Charlotte nous a partagé des courriers de médecins relatant ses rendez-vous médicaux. "Avant, j’en pleurais, maintenant, j’en ris ! Des médecins me disaient : « Bah alors on a lu un truc sur Internet ? » ou « Ca, c’est dans votre tête ! ». J’ai espéré du fond du cœur que ce soit psychosomatique, mais non. Je me suis senti insultée."
Un sentiment partagé par Sophie. Si son médecin traitant l’a toujours crue et soutenue, cela n’a pas été le cas d’autres spécialistes. "Au CH, on m’a dit : « Vous pouvez revenir, mais ça ca va servir à rien. » On n’est pas considérées, on ne peut pas discuter."

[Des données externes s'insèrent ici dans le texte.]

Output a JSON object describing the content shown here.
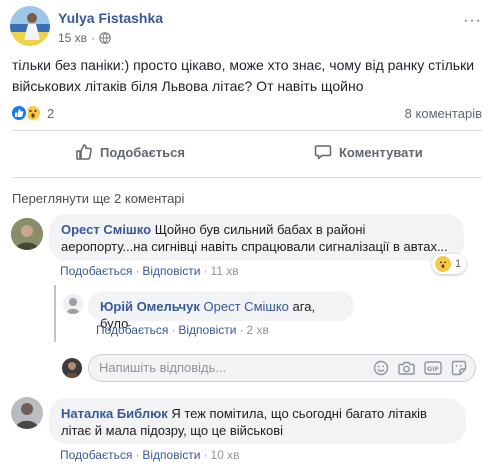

Par peur de revivre une même scène d’impuissance, elles n’osent plus appeler le SAMU lorsque leur état de santé s’aggrave. Marianne raconte :
"J’étais montée prendre un pantalon, mon cœur est monté à 150 battements par minute, j’avais du mal à m’en remettre, mon fils paniquait. Lorsque l’ambulance est arrivée, il a été estimé qu’il n’y avait pas d’urgence cardiologique. Au CHR, j’ai même entendu « Ca veut dire quoi Covid long ? »"
Brouillard cérébral
Un an après, Charlotte va beaucoup mieux. "Je suis passée d’une loque qui a perdu 10 kilos à une femme qui peut faire du sport ! Je n’ai jamais été aussi musclée", rigole celle qui a envie de se reconvertir dans l’informatique. Avec les anti-inflammatoires et le recours à une machine de neurostimulation, "beaucoup de symptômes se sont arrêtés". Elle souffre toujours de problèmes circulatoires, de rougeurs sur les mains et les pieds avec du sang qui circule moins bien ainsi que des traumatismes psychologiques. "J'ai passé Noël toute seule, je ne supporte plus d’être dans une pièce avec quelqu’un, quand je sors de chez moi, je fais vite, j’ai envie de tuer les personnes qui n’ont pas de masques…"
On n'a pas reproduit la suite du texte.